ARCHIVED – The Labour Market Progression of the LSIC Immigrants
A Perspective from the Second Wave of the Longitudinal Survey of Immigrants to Canada (LSIC) — Two Years after Landing
Majority of working immigrants satisfied with their jobs
In spite of reported challenges, the proportion of the immigrants who reported they were very satisfied or satisfied with their jobs increased from 75% at 6 months after arrival to 84% at two years after landing.

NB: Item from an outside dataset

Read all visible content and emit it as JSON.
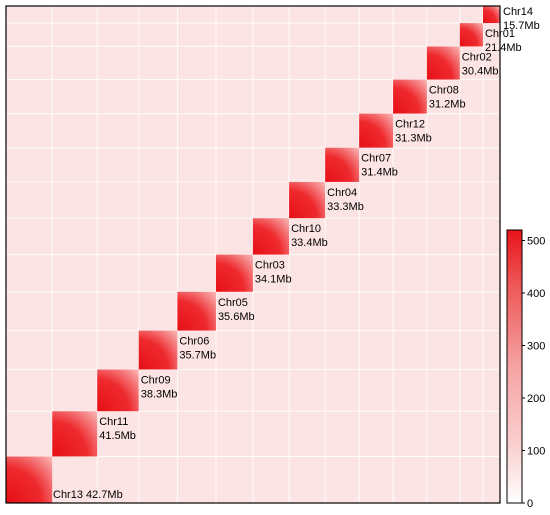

While immigrants in all major immigration categories had high levels of job satisfaction (very satisfied or satisfied), the level was highest for immigrants in the family class (88%), followed closely by refugees (84%), and skilled workers (83% for both principal applicants and spouses and dependants). Skilled worker principal applicants had the highest proportion stating they were very satisfied with their jobs (25%).
|Job satisfaction||Immigration Category|
|Family Class||Skilled Workers (PA)||Skilled Workers (S&D)||Refugees||Others||All Immigrants|
|All immigrants currently employed1||21,160||40,397||21,302||4,301||5,809||92,969|
1 All immigrants include a small number of immigrants who did not respond to the question.
E Use with caution.
F: Too unreliable to be released.
Source: Longitudinal Survey of Immigrants to Canada – Wave 2 (2003)
Immigrants with a job related to their education seemed to be more satisfied than those working in an area unrelated to their education. About 9 in 10 immigrants working in an occupation related to their education felt either very satisfied or satisfied with their current job, while 79% of immigrants who were working in an occupation different from their education were feeling the same way about their occupations.